O Recta Penal do Inimigo, proposta de Günther Jakobs, foi muito utilizado no governo Bush para punir terroristas fora do escopo da Constituição norte-americana — e, por isso, muito criticado pela esquerda. Porquê funciona essa teoria?
O Recta Penal do Inimigo origina-se da união entre o Recta Penal simbólico, que detecta um tipo específico de responsável, e o punitivismo exacerbado. Trata-se de um protótipo que identifica e discrimina pessoas que serão rotuladas uma vez que inimigos, uma vez que, por exemplo, os terroristas. Uma vez selecionadas uma vez que inimigos pelo Estado não lhes são assegurados os mesmos direitos dos demais indivíduos. É exatamente o que está acontecendo no Brasil nesse momento.
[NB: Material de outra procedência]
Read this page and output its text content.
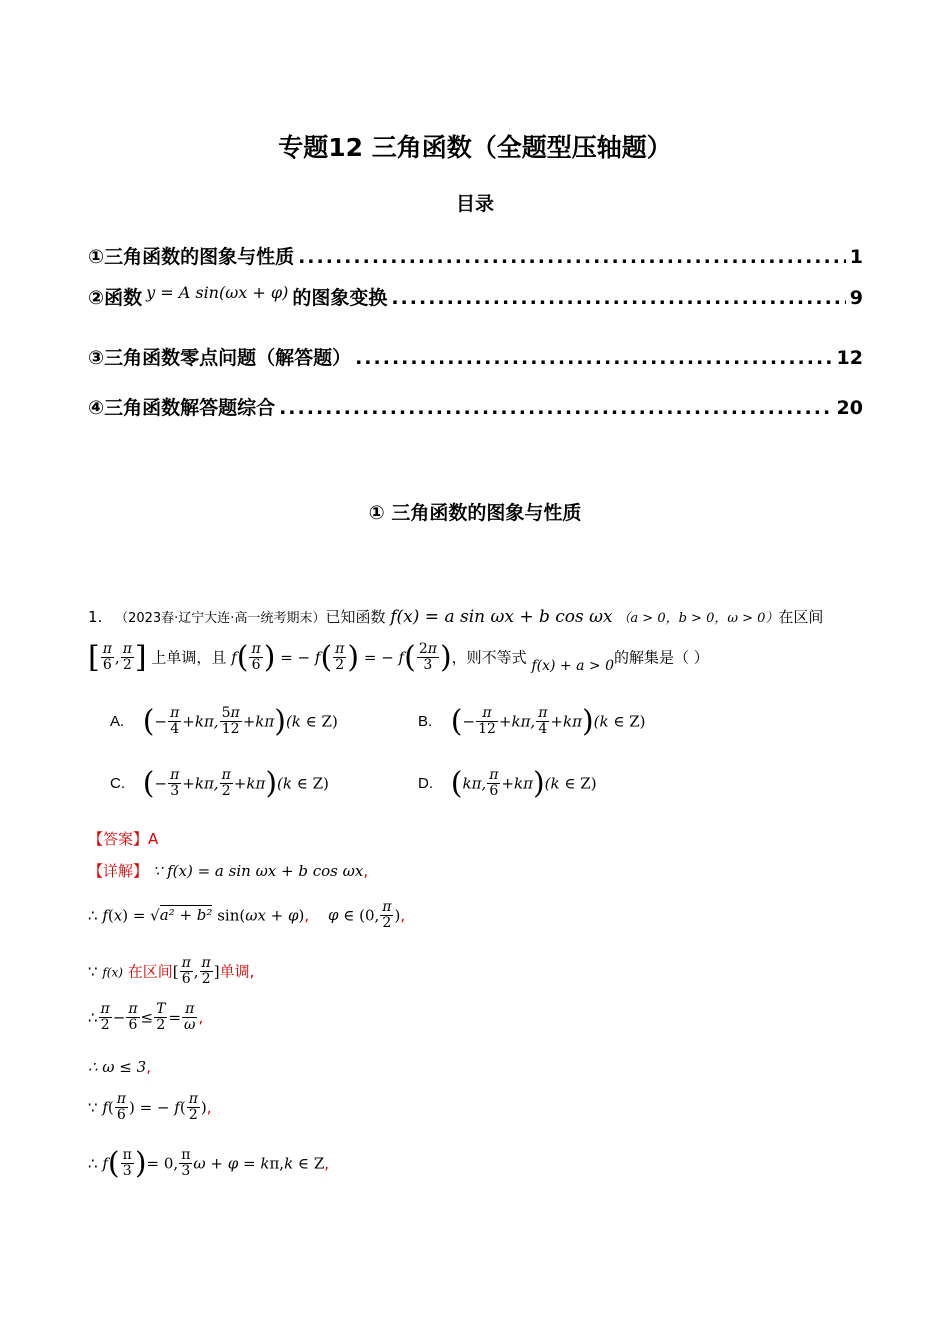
专题12 三角函数（全题型压轴题）
目录
①三角函数的图象与性质 .....	1
②函数 $^{y = A sin(\omega x + \varphi)}$ 的图象变换 .....	9
③三角函数零点问题（解答题） .....	12
④三角函数解答题综合 .....	20
① 三角函数的图象与性质
1. （2023春·辽宁大连·高一统考期末）已知函数 f(x) = a sin ωx + b cos ωx （a > 0，b > 0，ω > 0）在区间
[ $\frac{\pi}{6}$ , $\frac{\pi}{2}$ ] 上单调，且 $f( \frac{\pi}{6}$ ) = − $f( \frac{\pi}{2}$ ) = − $f( \frac{2\pi}{3}$ )，则不等式 f(x) + a > 0的解集是（ ）
A. (− $\frac{\pi}{4} +k\pi$, $\frac{5\pi}{12} +k\pi)(k$ ∈ Z)	B. (− $\frac{\pi}{12} +k\pi$, $\frac{\pi}{4} +k\pi)(k$ ∈ Z)
C. (− $\frac{\pi}{3} +k\pi$, $\frac{\pi}{2} +k\pi)(k$ ∈ Z)	D. (kπ, $\frac{\pi}{6} +k\pi)(k$ ∈ Z)
【答案】A
【详解】 ∵ f(x) = a sin ωx + b cos ωx,
∴ f(x) = √a² + b² sin(ωx + φ), φ ∈ (0, $\frac{\pi}{2}$ ),
∵ f(x) 在区间[ $\frac{\pi}{6}$ , $\frac{\pi}{2}$ ]单调,
∴ $\frac{\pi}{2} - \frac{\pi}{6} \le \frac{T}{2} = \frac{\pi}{\omega}$ ,
∴ ω ≤ 3,
∵ $f( \frac{\pi}{6}$ ) = − $f( \frac{\pi}{2}$ ),
∴ $f( \frac{\pi}{3}$ )= 0, $\frac{\pi}{3}$ ω + φ = kπ,k ∈ Z,
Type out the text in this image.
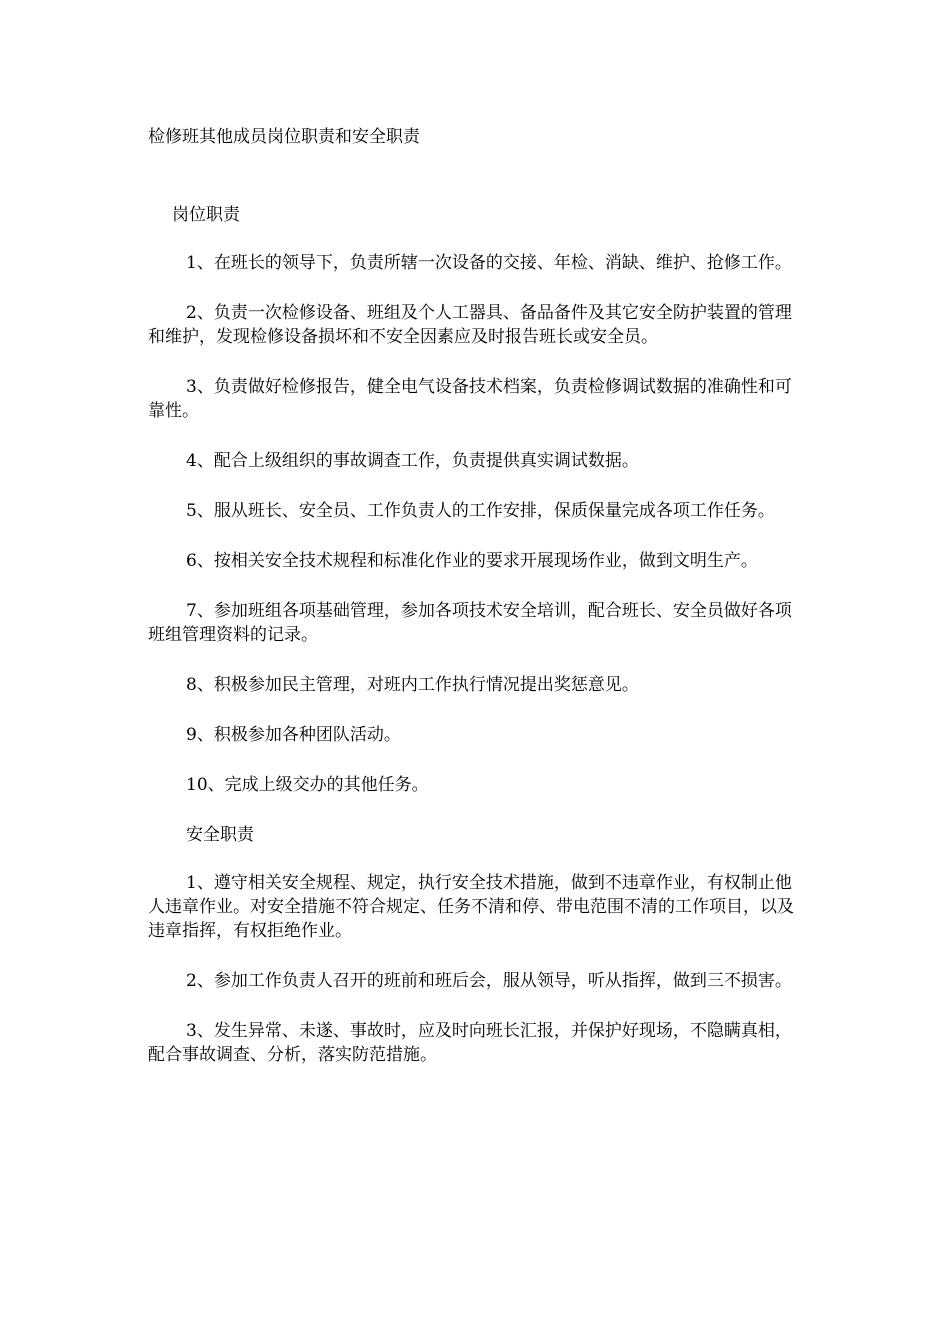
检修班其他成员岗位职责和安全职责
岗位职责

1、在班长的领导下，负责所辖一次设备的交接、年检、消缺、维护、抢修工作。

2、负责一次检修设备、班组及个人工器具、备品备件及其它安全防护装置的管理和维护，发现检修设备损坏和不安全因素应及时报告班长或安全员。

3、负责做好检修报告，健全电气设备技术档案，负责检修调试数据的准确性和可靠性。

4、配合上级组织的事故调查工作，负责提供真实调试数据。

5、服从班长、安全员、工作负责人的工作安排，保质保量完成各项工作任务。

6、按相关安全技术规程和标准化作业的要求开展现场作业，做到文明生产。

7、参加班组各项基础管理，参加各项技术安全培训，配合班长、安全员做好各项班组管理资料的记录。

8、积极参加民主管理，对班内工作执行情况提出奖惩意见。

9、积极参加各种团队活动。

10、完成上级交办的其他任务。

安全职责

1、遵守相关安全规程、规定，执行安全技术措施，做到不违章作业，有权制止他人违章作业。对安全措施不符合规定、任务不清和停、带电范围不清的工作项目，以及违章指挥，有权拒绝作业。

2、参加工作负责人召开的班前和班后会，服从领导，听从指挥，做到三不损害。

3、发生异常、未遂、事故时，应及时向班长汇报，并保护好现场，不隐瞒真相，配合事故调查、分析，落实防范措施。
Muitas decisões jurídicas de questões políticas posteriores (e mesmo anteriores) tentam fazer uma relação com o 8 de janeiro, uma vez que o julgamento da família Mantovani, a viagem não-existente de Filipe Martins e o relatório da Polícia Federalista sobre um suposto “plano de golpe” de Bolsonaro. Porquê a senhora vê isso?
Vejo uma vez que uma tentativa desesperada de varar a oposição política, o que é o exato oposto do Estado Democrático de Recta.